Thanks for the kind words:yesyes: its good to see that people can get through this and have a life again:)

paula lynne
16-05-11, 19:05
Hi from another agoraphobic/panic and anx sufferer/slack knackered witch

Youre not alone. It can get better. Never give up. Good to know you x
Paula x

Arfur9
16-05-11, 19:30
Thanks Paula x, love the signature BTW :D
I have noticed there isn't a forum for us knackered people?

Eva May
21-05-11, 17:24
Hi Arfur. I recently bought a motorbike for this reason.

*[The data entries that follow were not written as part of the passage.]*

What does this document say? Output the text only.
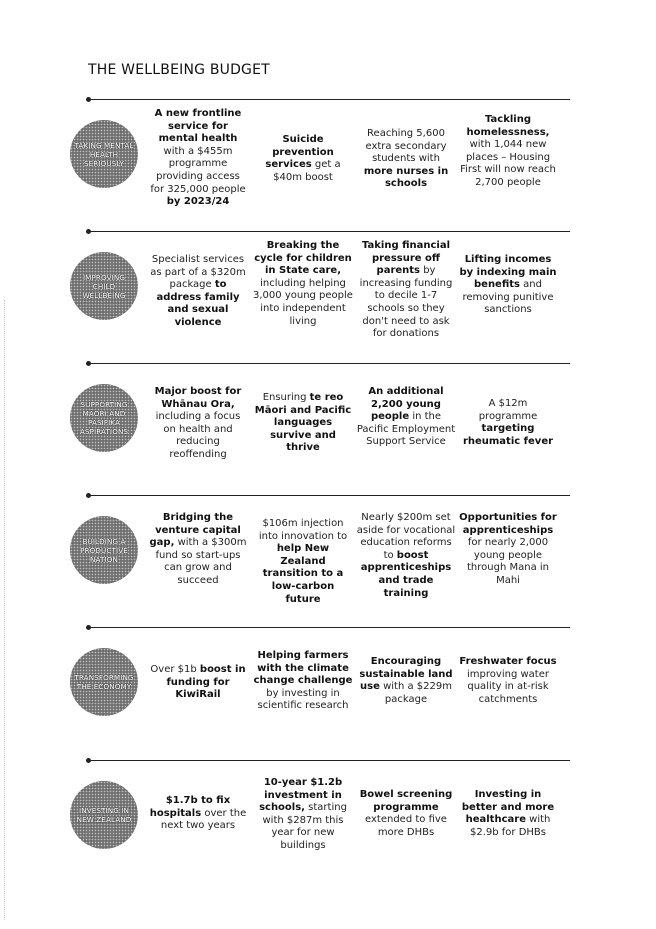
THE WELLBEING BUDGET
TAKING MENTAL HEALTH SERIOUSLY
A new frontline service for mental health with a $455m programme providing access for 325,000 people by 2023/24
Suicide prevention services get a $40m boost
Reaching 5,600 extra secondary students with more nurses in schools
Tackling homelessness, with 1,044 new places – Housing First will now reach 2,700 people
IMPROVING CHILD WELLBEING
Specialist services as part of a $320m package to address family and sexual violence
Breaking the cycle for children in State care, including helping 3,000 young people into independent living
Taking financial pressure off parents by increasing funding to decile 1-7 schools so they don't need to ask for donations
Lifting incomes by indexing main benefits and removing punitive sanctions
SUPPORTING MĀORI AND PASIFIKA ASPIRATIONS
Major boost for Whānau Ora, including a focus on health and reducing reoffending
Ensuring te reo Māori and Pacific languages survive and thrive
An additional 2,200 young people in the Pacific Employment Support Service
A $12m programme targeting rheumatic fever
BUILDING A PRODUCTIVE NATION
Bridging the venture capital gap, with a $300m fund so start-ups can grow and succeed
$106m injection into innovation to help New Zealand transition to a low-carbon future
Nearly $200m set aside for vocational education reforms to boost apprenticeships and trade training
Opportunities for apprenticeships for nearly 2,000 young people through Mana in Mahi
TRANSFORMING THE ECONOMY
Over $1b boost in funding for KiwiRail
Helping farmers with the climate change challenge by investing in scientific research
Encouraging sustainable land use with a $229m package
Freshwater focus improving water quality in at-risk catchments
INVESTING IN NEW ZEALAND
$1.7b to fix hospitals over the next two years
10-year $1.2b investment in schools, starting with $287m this year for new buildings
Bowel screening programme extended to five more DHBs
Investing in better and more healthcare with $2.9b for DHBs
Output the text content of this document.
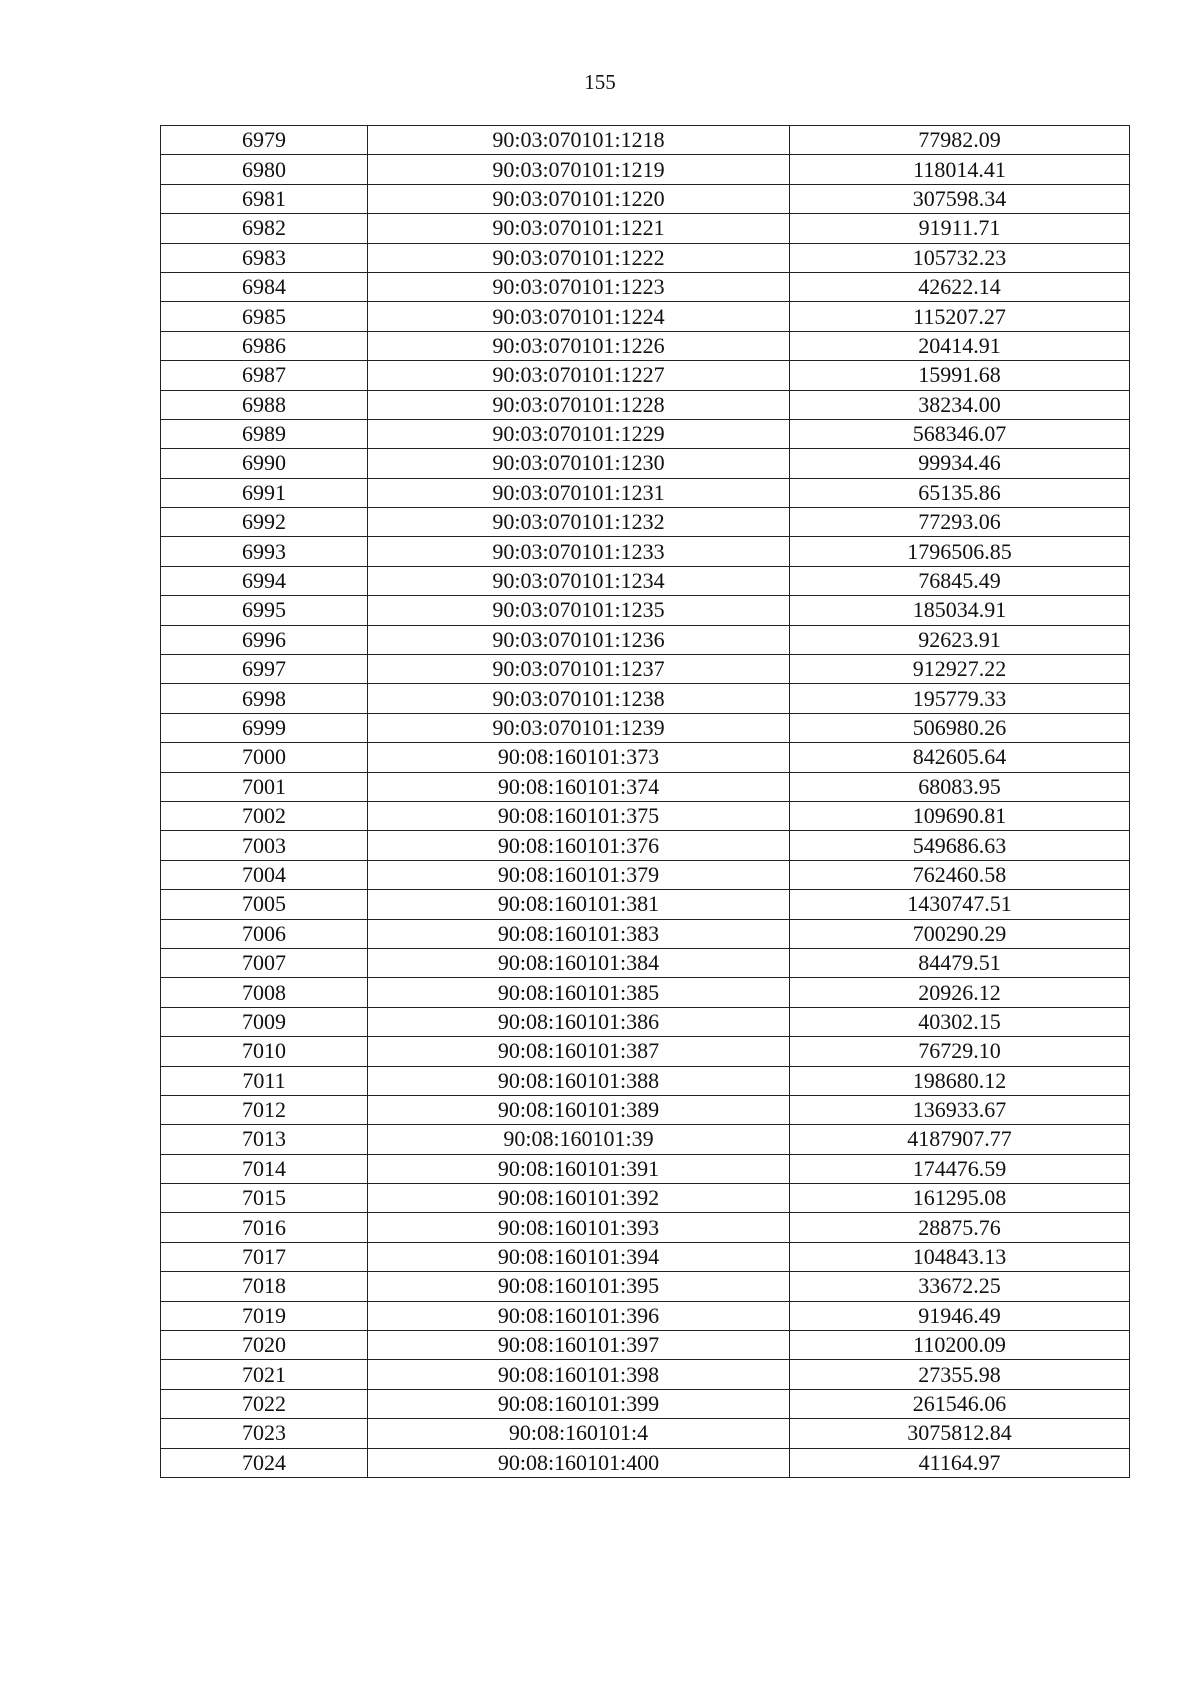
155
6979	90:03:070101:1218	77982.09
6980	90:03:070101:1219	118014.41
6981	90:03:070101:1220	307598.34
6982	90:03:070101:1221	91911.71
6983	90:03:070101:1222	105732.23
6984	90:03:070101:1223	42622.14
6985	90:03:070101:1224	115207.27
6986	90:03:070101:1226	20414.91
6987	90:03:070101:1227	15991.68
6988	90:03:070101:1228	38234.00
6989	90:03:070101:1229	568346.07
6990	90:03:070101:1230	99934.46
6991	90:03:070101:1231	65135.86
6992	90:03:070101:1232	77293.06
6993	90:03:070101:1233	1796506.85
6994	90:03:070101:1234	76845.49
6995	90:03:070101:1235	185034.91
6996	90:03:070101:1236	92623.91
6997	90:03:070101:1237	912927.22
6998	90:03:070101:1238	195779.33
6999	90:03:070101:1239	506980.26
7000	90:08:160101:373	842605.64
7001	90:08:160101:374	68083.95
7002	90:08:160101:375	109690.81
7003	90:08:160101:376	549686.63
7004	90:08:160101:379	762460.58
7005	90:08:160101:381	1430747.51
7006	90:08:160101:383	700290.29
7007	90:08:160101:384	84479.51
7008	90:08:160101:385	20926.12
7009	90:08:160101:386	40302.15
7010	90:08:160101:387	76729.10
7011	90:08:160101:388	198680.12
7012	90:08:160101:389	136933.67
7013	90:08:160101:39	4187907.77
7014	90:08:160101:391	174476.59
7015	90:08:160101:392	161295.08
7016	90:08:160101:393	28875.76
7017	90:08:160101:394	104843.13
7018	90:08:160101:395	33672.25
7019	90:08:160101:396	91946.49
7020	90:08:160101:397	110200.09
7021	90:08:160101:398	27355.98
7022	90:08:160101:399	261546.06
7023	90:08:160101:4	3075812.84
7024	90:08:160101:400	41164.97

Just need more confidence out on it now although it's not actually that fast but I'm hoping it will get me into the bigger busier towns too

Arfur9
21-05-11, 21:07
Hi Eva, my bike's an old 1985 750 Suzuki, i figured it didn't matter if it was a 125 or a Fireblade I was going to have the same problems so picked the cheapest thing I could find and cheap to insure, its in really good nick for its age, and lovely to ride on country roads
I had to do a mercy mission to the mother in laws today and managed to lock myself out of the house, not thinking I dropped the Yale lock as well as the regular lock :blush: but I dealt with Saturday traffic with no problems, even the traffic lights that I had the original big panic attack in the car at, those lights were my biggest fear.
Stuff like that really boost the confidence, still have a long way to go but the "to do" list has a few ticks now :D
I hope it goes well for you, I just pick some were to go then expand on it, if I need fuel or something new, I take a quick ride somewhere thats in my comfort zone so I'm more relaxed then try the challenge.. for some reason sucking mints helps, I guess they stop the mouth drying up.
I plan to start going out armed with a camera and taking pictures when I go somewhere new, I might start a blog or something to post it all on :)

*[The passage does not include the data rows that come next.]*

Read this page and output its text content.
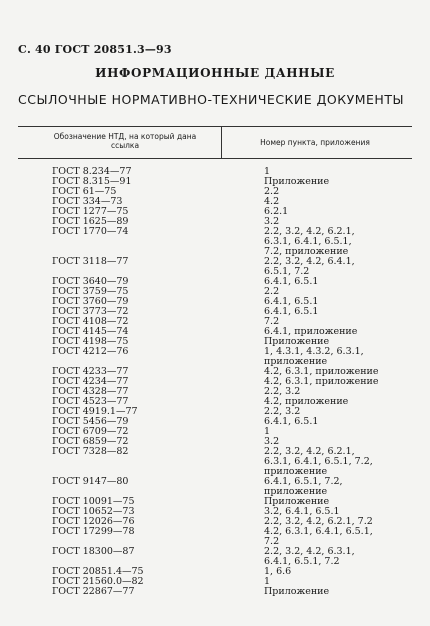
С. 40 ГОСТ 20851.3—93
ИНФОРМАЦИОННЫЕ ДАННЫЕ
ССЫЛОЧНЫЕ НОРМАТИВНО-ТЕХНИЧЕСКИЕ ДОКУМЕНТЫ
Обозначение НТД, на который дана ссылка	Номер пункта, приложения
ГОСТ 8.234—77	1
ГОСТ 8.315—91	Приложение
ГОСТ 61—75	2.2
ГОСТ 334—73	4.2
ГОСТ 1277—75	6.2.1
ГОСТ 1625—89	3.2
ГОСТ 1770—74	2.2, 3.2, 4.2, 6.2.1,
6.3.1, 6.4.1, 6.5.1,
7.2, приложение
ГОСТ 3118—77	2.2, 3.2, 4.2, 6.4.1,
6.5.1, 7.2
ГОСТ 3640—79	6.4.1, 6.5.1
ГОСТ 3759—75	2.2
ГОСТ 3760—79	6.4.1, 6.5.1
ГОСТ 3773—72	6.4.1, 6.5.1
ГОСТ 4108—72	7.2
ГОСТ 4145—74	6.4.1, приложение
ГОСТ 4198—75	Приложение
ГОСТ 4212—76	1, 4.3.1, 4.3.2, 6.3.1,
приложение
ГОСТ 4233—77	4.2, 6.3.1, приложение
ГОСТ 4234—77	4.2, 6.3.1, приложение
ГОСТ 4328—77	2.2, 3.2
ГОСТ 4523—77	4.2, приложение
ГОСТ 4919.1—77	2.2, 3.2
ГОСТ 5456—79	6.4.1, 6.5.1
ГОСТ 6709—72	1
ГОСТ 6859—72	3.2
ГОСТ 7328—82	2.2, 3.2, 4.2, 6.2.1,
6.3.1, 6.4.1, 6.5.1, 7.2,
приложение
ГОСТ 9147—80	6.4.1, 6.5.1, 7.2,
приложение
ГОСТ 10091—75	Приложение
ГОСТ 10652—73	3.2, 6.4.1, 6.5.1
ГОСТ 12026—76	2.2, 3.2, 4.2, 6.2.1, 7.2
ГОСТ 17299—78	4.2, 6.3.1, 6.4.1, 6.5.1,
7.2
ГОСТ 18300—87	2.2, 3.2, 4.2, 6.3.1,
6.4.1, 6.5.1, 7.2
ГОСТ 20851.4—75	1, 6.6
ГОСТ 21560.0—82	1
ГОСТ 22867—77	Приложение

oh I got back in the house lol..

Arfur9
29-05-11, 12:03
Things are going quite well, I managed to go and see a friend wednesday, and stayed for an hour, then a 50 mile rideout and visted my sister stayed maybe 1/2 hour last night, the only time I really had amoment was half way through last nights ride, my mobile didn't have credit, which I knew but figured if I had an off etc I could dial 999.. anyway the bike was going great, I was doing fine then for no real reason the fact the mobile was useless popped into my head and became a huge issue, and I was gonna die, crash, break down, get abducted by aliens etc and the stress level hit the roof, but I kept on going and didn't turn back, took a longer way back to town and went to my sisters..

paula lynne
29-05-11, 12:59
You are doing GREAT keep it up.....x

Arfur9
29-05-11, 16:29
Thanks :D
Oh and I managed to get fuel Friday, the time before that I had to drag the wife with me to pay.
I'm doing better than I did 3 or 4 years ago, but its a different bike and easier to ride, the other one was a sports bike and the old back and wrists played up, so that was thrown in the mix to not try I guess.
The only downside is I ended up a bit tightly wrapped last night and couldn't sleep, and still felt the same until an couple of hours ago
In the last few weeks I hit every goal I wanted to do, now I have to keep on doing those and add some more.